En essayant de contacter le président de la commune de Mers dont relèvent tous ces douars, Hussein Azeghar Walen, son téléphone était  en permanence hors zone et sa boite vocale désactivée. Significatif,  lorsqu’on sait qu’un bon nombre de citoyens tentent de le contacter pour réclamer l’ouverture des routes. « Résignés, les habitants finissent par s’organiser entre eux et entreprendre des opérations « touiza » pour débarrasser des kilomètres de route, à coups de pelle en plein froid. C’est la seule façon de sortir de l’isolement, de sauver un malade, de s’approvisionner en gaz ou en denrées alimentaires et d’envoyer les enfants à l’école », déplore Achiakh.

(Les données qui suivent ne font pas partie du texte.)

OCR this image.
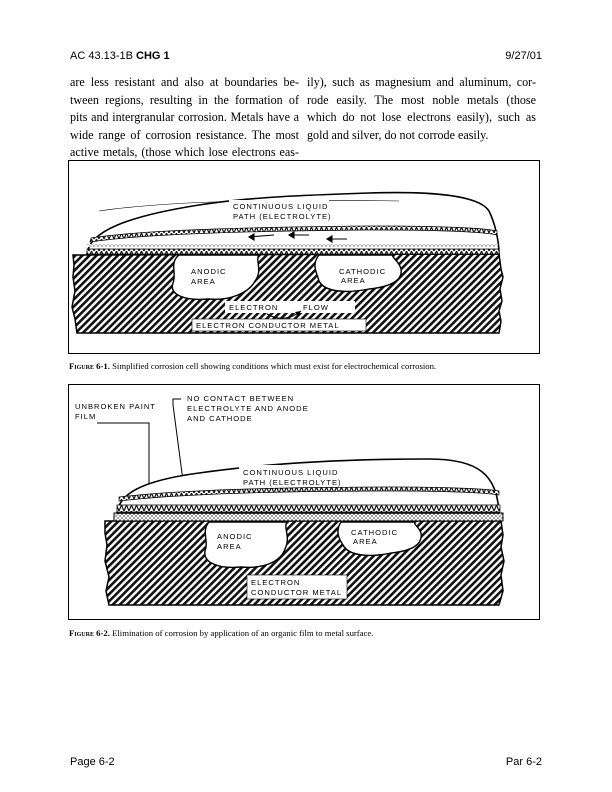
AC 43.13-1B CHG 1	9/27/01
are less resistant and also at boundaries be-
tween regions, resulting in the formation of
pits and intergranular corrosion. Metals have a
wide range of corrosion resistance. The most
active metals, (those which lose electrons eas-
ily), such as magnesium and aluminum, cor-
rode easily. The most noble metals (those
which do not lose electrons easily), such as
gold and silver, do not corrode easily.
CONTINUOUS LIQUID
PATH (ELECTROLYTE)
ANODIC
AREA
CATHODIC
AREA
ELECTRON	FLOW
ELECTRON CONDUCTOR METAL
Figure 6-1. Simplified corrosion cell showing conditions which must exist for electrochemical corrosion.
UNBROKEN PAINT
FILM
NO CONTACT BETWEEN
ELECTROLYTE AND ANODE
AND CATHODE
CONTINUOUS LIQUID
PATH (ELECTROLYTE)
ANODIC
AREA
CATHODIC
AREA
ELECTRON
CONDUCTOR METAL
Figure 6-2. Elimination of corrosion by application of an organic film to metal surface.
Page 6-2	Par 6-2
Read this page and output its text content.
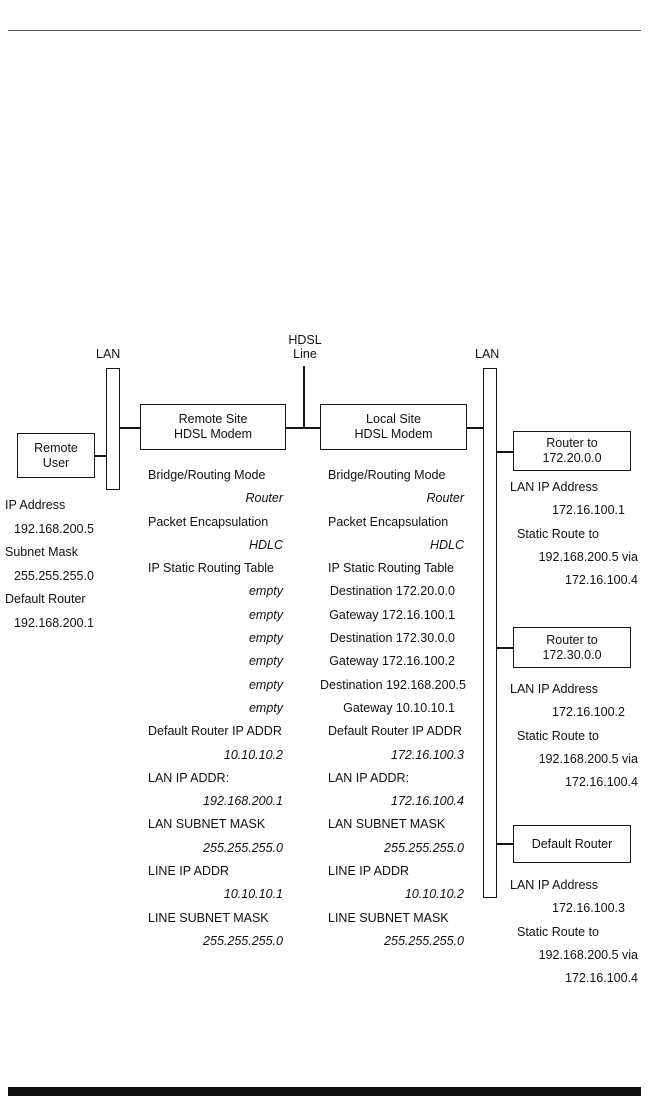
LAN
HDSL
Line	LAN
Remote
User
Remote Site
HDSL Modem
Local Site
HDSL Modem
Router to
172.20.0.0
Router to
172.30.0.0
Default Router
IP Address
192.168.200.5
Subnet Mask
255.255.255.0
Default Router
192.168.200.1
Bridge/Routing Mode
Router
Packet Encapsulation
HDLC
IP Static Routing Table
empty
empty
empty
empty
empty
empty
Default Router IP ADDR
10.10.10.2
LAN IP ADDR:
192.168.200.1
LAN SUBNET MASK
255.255.255.0
LINE IP ADDR
10.10.10.1
LINE SUBNET MASK
255.255.255.0
Bridge/Routing Mode
Router
Packet Encapsulation
HDLC
IP Static Routing Table
Destination 172.20.0.0
Gateway 172.16.100.1
Destination 172.30.0.0
Gateway 172.16.100.2
Destination 192.168.200.5
Gateway 10.10.10.1
Default Router IP ADDR
172.16.100.3
LAN IP ADDR:
172.16.100.4
LAN SUBNET MASK
255.255.255.0
LINE IP ADDR
10.10.10.2
LINE SUBNET MASK
255.255.255.0
LAN IP Address
172.16.100.1
Static Route to
192.168.200.5 via
172.16.100.4
LAN IP Address
172.16.100.2
Static Route to
192.168.200.5 via
172.16.100.4
LAN IP Address
172.16.100.3
Static Route to
192.168.200.5 via
172.16.100.4
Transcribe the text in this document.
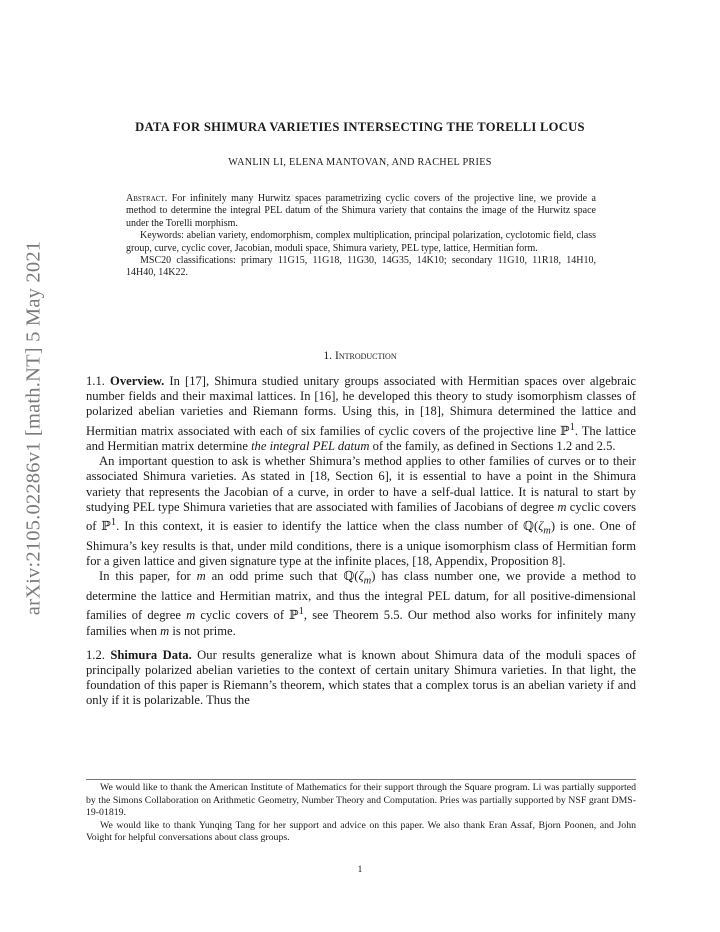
arXiv:2105.02286v1 [math.NT] 5 May 2021
DATA FOR SHIMURA VARIETIES INTERSECTING THE TORELLI LOCUS
WANLIN LI, ELENA MANTOVAN, AND RACHEL PRIES

Abstract. For infinitely many Hurwitz spaces parametrizing cyclic covers of the projective line, we provide a method to determine the integral PEL datum of the Shimura variety that contains the image of the Hurwitz space under the Torelli morphism.

Keywords: abelian variety, endomorphism, complex multiplication, principal polarization, cyclotomic field, class group, curve, cyclic cover, Jacobian, moduli space, Shimura variety, PEL type, lattice, Hermitian form.

MSC20 classifications: primary 11G15, 11G18, 11G30, 14G35, 14K10; secondary 11G10, 11R18, 14H10, 14H40, 14K22.

1. Introduction

1.1. Overview. In [17], Shimura studied unitary groups associated with Hermitian spaces over algebraic number fields and their maximal lattices. In [16], he developed this theory to study isomorphism classes of polarized abelian varieties and Riemann forms. Using this, in [18], Shimura determined the lattice and Hermitian matrix associated with each of six families of cyclic covers of the projective line ℙ$^1$. The lattice and Hermitian matrix determine the integral PEL datum of the family, as defined in Sections 1.2 and 2.5.

An important question to ask is whether Shimura’s method applies to other families of curves or to their associated Shimura varieties. As stated in [18, Section 6], it is essential to have a point in the Shimura variety that represents the Jacobian of a curve, in order to have a self-dual lattice. It is natural to start by studying PEL type Shimura varieties that are associated with families of Jacobians of degree m cyclic covers of ℙ$^1$. In this context, it is easier to identify the lattice when the class number of $ℚ(\zeta_m)$ is one. One of Shimura’s key results is that, under mild conditions, there is a unique isomorphism class of Hermitian form for a given lattice and given signature type at the infinite places, [18, Appendix, Proposition 8].

In this paper, for m an odd prime such that $ℚ(\zeta_m)$ has class number one, we provide a method to determine the lattice and Hermitian matrix, and thus the integral PEL datum, for all positive-dimensional families of degree m cyclic covers of ℙ$^1$, see Theorem 5.5. Our method also works for infinitely many families when m is not prime.

1.2. Shimura Data. Our results generalize what is known about Shimura data of the moduli spaces of principally polarized abelian varieties to the context of certain unitary Shimura varieties. In that light, the foundation of this paper is Riemann’s theorem, which states that a complex torus is an abelian variety if and only if it is polarizable. Thus the

We would like to thank the American Institute of Mathematics for their support through the Square program. Li was partially supported by the Simons Collaboration on Arithmetic Geometry, Number Theory and Computation. Pries was partially supported by NSF grant DMS-19-01819.

We would like to thank Yunqing Tang for her support and advice on this paper. We also thank Eran Assaf, Bjorn Poonen, and John Voight for helpful conversations about class groups.

1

Le quotidien des habitants, privés d'eau et d'électricité, est un perpétuel combat. «Notre douar n’est pas relié au réseau d’approvisionnement en eau et en électricité. Pour boire, il nous faut chercher l'eau à plus de 8 km. En hiver, on est obligé de nous munir d’une hache pour briser la glace qui bouche la source», raconte Mohamed Arouz, éleveur de Ighzrou Admam. Pendant la saison froide, la population se trouve souvent coupée du monde. «Ils nous arrive de passer 15 jours, parfois jusqu’à un mois en isolement total lorsque la neige encombre la route menant jusqu’au village le plus proche», précise, résigné Mohamed Arouz.

Injustice territoriale

 

Froid glacial, neige atteignant par endroits deux mètres de hauteur et voilà l’unique chemin sinueux reliant le douar au reste du monde coupé. « Nous devons systématiquement prévoir des provisions en abondance pour affronter les temps difficiles de l’isolement. Gaz, denrées alimentaires, eau… sinon c’est la catastrophe pour ces familles», explique, au téléphone Ahmed Idrissi acteur associatif et guide touristique à Tichoukt.

Mais le pire arrive lorsqu’une urgence médicale intervient en pleine période d’isolement. « Un accouchement, une urgence, un accident… lorsque ça arrive les habitants font de leur mieux pour y arriver mais ce n’est pas évident lorsqu’ils affrontent un mur de neige qui bloque les routes », explique Hassan qui exerce également comme instituteur à l’école du village.

« Nous n’avons pas le choix. C’est notre destin ! », commente, un sourire résigné aux lèvres, Mohamed Arouz. «Un destin qui pourrait tout de même être plus clément si les douars étaient reliés au réseau d’approvisionnement en eau et en électricité, si une véritable route les liait au reste du monde, s’ils sont reliés au réseau de télécommunication, si la commune dépêche  un chasse neige pour ouvrir les routes, si un internat est ouvert au village pour accueillir les élèves qui affrontent la mort par le froid pour se rendre à l’école…», s’insurge Hassan Achiakh.